Du Tracking au Tracing, seule une lettre fait apparemment la différence. En vérité le fossé est béant ! D'un côté, un suivi géolocalisé des personnes, une atteinte profonde à la vie privée, de l'autre un souci de concilier liberté et sécurité sanitaire, deux principes à valeur constitutionnelle. Hier, nous critiquions à juste titre l'usage des technologies numériques "à la chinoise" en soulignant le caractère orwellien d'un tel dispositif. Aujourd'hui, ce modèle frappe à notre porte.

Le débat sur l'application "StopCovid" divise. Le sujet est suffisamment délicat pour que le débat à l'Assemblée nationale, prévu le 28 avril, ait été reporté par le Premier ministre. Outre les questions relatives à son efficacité, l'application appelle des interrogations sur les modalités de traitement des données à caractère personnel les plus sensibles : les données de santé.

Berlin quitte le projet européen pour Apple et Google

Il est acquis qu'une telle application, si elle était autorisée, devrait respecter un cahier des charges strict. "StopCovid" doit être limité dans le temps et dans sa finalité. Il doit être un « suivi de contacts » et non un suivi des personnes exposées ou diagnostiquées positives au virus. Utilisée sur la base du volontariat, sans contrepartie aucune positive ou négative, elle devrait minimiser toute identification directe ou indirecte des personnes qui y auraient recours. StopCovid est le fruit d'un travail en urgence dans le cadre du "Pan European Privacy Proximity Tracing" (PEPP-PT), projet européen de recherche rassemblant plus de 130 scientifiques de haut niveau en provenance de huit pays, dont la France, l'Allemagne et la Suisse.

Mais, le 26 avril, l'Allemagne annonce qu'elle quitte le projet européen. Certes, chaque pays est souverain et peut donc choisir ce qui lui semble bon, sachant que la santé n'entre pas dans les attributions de l'UE. Il n'empêche que c'est encore un mauvais coup porté à l'unité européenne qui n'en a pas besoin en ce moment ! L'Allemagne se retourne désormais vers Apple et Google qui ont développé une technologie "décentralisée" par opposition à la centralisation-décentralisation qui caractérise le modèle ROBERT (ROBust and privacypresERvingproximityTracing) au cœur de Stop Covid.

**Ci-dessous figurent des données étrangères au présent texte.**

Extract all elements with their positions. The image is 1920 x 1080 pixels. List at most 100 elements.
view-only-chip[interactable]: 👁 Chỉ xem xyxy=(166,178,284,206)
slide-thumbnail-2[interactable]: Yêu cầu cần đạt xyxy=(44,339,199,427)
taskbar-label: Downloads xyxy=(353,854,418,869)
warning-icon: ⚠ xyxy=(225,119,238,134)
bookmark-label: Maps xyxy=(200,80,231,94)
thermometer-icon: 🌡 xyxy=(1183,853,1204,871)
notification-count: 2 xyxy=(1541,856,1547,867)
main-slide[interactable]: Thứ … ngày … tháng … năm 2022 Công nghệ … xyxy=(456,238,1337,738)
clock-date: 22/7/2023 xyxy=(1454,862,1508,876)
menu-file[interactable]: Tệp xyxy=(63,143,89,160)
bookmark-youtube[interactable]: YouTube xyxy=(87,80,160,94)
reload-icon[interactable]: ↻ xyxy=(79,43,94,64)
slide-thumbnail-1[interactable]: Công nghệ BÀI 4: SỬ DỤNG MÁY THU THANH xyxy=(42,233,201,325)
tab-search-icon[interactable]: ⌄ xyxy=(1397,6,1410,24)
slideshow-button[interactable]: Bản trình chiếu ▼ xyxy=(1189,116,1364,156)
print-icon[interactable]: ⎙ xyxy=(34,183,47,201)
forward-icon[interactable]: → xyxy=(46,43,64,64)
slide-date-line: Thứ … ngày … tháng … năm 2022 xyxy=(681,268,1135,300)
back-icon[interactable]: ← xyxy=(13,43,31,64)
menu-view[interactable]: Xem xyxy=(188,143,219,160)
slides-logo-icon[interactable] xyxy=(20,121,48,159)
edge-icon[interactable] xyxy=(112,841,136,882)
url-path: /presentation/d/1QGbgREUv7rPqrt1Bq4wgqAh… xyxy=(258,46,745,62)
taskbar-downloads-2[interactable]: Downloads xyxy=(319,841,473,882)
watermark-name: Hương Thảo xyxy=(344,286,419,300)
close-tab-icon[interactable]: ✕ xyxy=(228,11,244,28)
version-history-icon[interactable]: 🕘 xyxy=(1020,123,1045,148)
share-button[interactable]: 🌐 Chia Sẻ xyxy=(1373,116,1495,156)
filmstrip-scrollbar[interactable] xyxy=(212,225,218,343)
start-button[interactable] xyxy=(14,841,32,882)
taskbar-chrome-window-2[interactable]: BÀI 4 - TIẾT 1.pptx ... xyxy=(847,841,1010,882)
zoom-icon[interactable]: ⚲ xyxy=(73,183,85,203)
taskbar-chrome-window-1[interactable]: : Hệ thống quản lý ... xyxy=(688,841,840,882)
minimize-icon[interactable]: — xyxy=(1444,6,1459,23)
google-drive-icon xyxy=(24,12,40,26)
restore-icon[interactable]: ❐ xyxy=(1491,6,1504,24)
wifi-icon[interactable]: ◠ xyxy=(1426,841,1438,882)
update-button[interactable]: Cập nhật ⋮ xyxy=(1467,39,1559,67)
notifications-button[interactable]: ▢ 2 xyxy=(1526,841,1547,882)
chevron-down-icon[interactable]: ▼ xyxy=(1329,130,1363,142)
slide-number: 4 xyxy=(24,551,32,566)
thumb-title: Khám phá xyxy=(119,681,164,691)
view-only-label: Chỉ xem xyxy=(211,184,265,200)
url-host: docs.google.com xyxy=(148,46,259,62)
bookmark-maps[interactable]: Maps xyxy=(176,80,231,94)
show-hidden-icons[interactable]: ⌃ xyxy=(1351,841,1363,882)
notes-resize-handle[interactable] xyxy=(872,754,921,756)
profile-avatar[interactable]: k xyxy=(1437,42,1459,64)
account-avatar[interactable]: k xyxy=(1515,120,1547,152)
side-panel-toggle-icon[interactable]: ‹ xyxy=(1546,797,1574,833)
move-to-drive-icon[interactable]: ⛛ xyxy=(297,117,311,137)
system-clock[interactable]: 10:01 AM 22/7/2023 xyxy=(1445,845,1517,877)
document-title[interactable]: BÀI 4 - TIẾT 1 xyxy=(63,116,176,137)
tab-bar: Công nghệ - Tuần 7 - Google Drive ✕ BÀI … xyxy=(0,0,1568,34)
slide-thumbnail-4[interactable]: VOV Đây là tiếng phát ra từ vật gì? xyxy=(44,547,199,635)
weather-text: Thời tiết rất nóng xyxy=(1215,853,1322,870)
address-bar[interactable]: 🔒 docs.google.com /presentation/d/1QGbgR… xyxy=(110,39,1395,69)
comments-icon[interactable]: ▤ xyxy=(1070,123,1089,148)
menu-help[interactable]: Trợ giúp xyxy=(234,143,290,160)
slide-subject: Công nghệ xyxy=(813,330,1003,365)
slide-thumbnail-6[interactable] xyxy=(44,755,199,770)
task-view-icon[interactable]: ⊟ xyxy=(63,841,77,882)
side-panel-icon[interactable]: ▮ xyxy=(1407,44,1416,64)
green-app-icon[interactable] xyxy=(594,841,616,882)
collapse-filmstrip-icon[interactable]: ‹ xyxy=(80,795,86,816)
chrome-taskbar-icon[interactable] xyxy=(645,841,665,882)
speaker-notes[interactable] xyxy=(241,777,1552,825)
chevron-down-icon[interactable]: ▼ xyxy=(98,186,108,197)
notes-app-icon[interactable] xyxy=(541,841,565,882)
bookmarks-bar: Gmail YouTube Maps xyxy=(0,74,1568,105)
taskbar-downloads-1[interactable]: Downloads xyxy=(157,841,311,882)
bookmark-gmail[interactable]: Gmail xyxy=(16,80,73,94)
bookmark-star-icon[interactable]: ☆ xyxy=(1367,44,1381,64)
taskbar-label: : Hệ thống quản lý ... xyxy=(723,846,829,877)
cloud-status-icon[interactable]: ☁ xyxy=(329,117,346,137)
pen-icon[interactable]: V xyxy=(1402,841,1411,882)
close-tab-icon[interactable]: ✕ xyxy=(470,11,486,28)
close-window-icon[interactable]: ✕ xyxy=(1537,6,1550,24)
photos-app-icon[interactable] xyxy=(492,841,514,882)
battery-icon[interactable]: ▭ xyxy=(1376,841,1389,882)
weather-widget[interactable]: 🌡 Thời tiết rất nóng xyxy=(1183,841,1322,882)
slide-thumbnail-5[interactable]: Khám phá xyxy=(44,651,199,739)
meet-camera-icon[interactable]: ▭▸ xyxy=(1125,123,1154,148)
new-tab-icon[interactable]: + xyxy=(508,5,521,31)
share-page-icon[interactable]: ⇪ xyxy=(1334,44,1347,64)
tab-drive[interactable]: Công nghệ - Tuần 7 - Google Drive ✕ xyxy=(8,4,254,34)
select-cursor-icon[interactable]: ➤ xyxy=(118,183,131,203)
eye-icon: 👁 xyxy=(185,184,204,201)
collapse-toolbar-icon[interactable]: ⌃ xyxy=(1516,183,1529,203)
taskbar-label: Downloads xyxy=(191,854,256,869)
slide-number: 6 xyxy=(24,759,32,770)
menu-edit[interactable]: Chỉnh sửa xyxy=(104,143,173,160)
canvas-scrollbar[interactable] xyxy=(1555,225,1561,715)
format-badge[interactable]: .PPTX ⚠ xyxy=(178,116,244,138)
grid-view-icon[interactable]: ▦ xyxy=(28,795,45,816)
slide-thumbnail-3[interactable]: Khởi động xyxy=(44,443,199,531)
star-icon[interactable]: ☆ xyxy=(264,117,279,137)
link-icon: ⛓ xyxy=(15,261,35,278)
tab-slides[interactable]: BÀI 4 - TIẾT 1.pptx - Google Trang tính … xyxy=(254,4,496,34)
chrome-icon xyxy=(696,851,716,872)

Une question de souveraineté numérique

Même si le modèle mérite encore d'être amélioré, faut-il renoncer ainsi ? Il est vrai que nous sommes déjà dépendants d'Apple et de Google qui doivent - s'ils le veulent bien - modifier leur système d'exploitation pour permettre le fonctionnement de "StopCovid" sur les OS (operating systems) installés sur les ordiphones commercialisés en France et en Europe. Cela n'a pas été le cas pour Apple. Cédric O, soulignant les difficultés liées à la protection de la vie privée et en termes d'interconnexion avec le système de santé, écarte les solutions proposées par les géants américains, qui ne sauraient se substituer aux États dans la maîtrise du système de santé et la lutte contre le coronavirus.

Les Allemands ont fait un choix (est-il définitif ?) au nom du pragmatisme. Devions-nous les suivre ? La souveraineté numérique doit-elle attendre, une fois de plus ? La crise n'est-elle pas justement l'occasion de la recouvrer ? Abandonner, c'est renoncer au développement de technologies européennes, c'est casser l'élan qui rassemble des grandes entreprises, des centres de recherche, des start-ups sur un projet, qui fera progresser l'Europe numérique que la Commission appelle de ses vœux. Le moment n'est-il pas venu d'offrir "une autre voie, une autre voix" pour l'Europe ?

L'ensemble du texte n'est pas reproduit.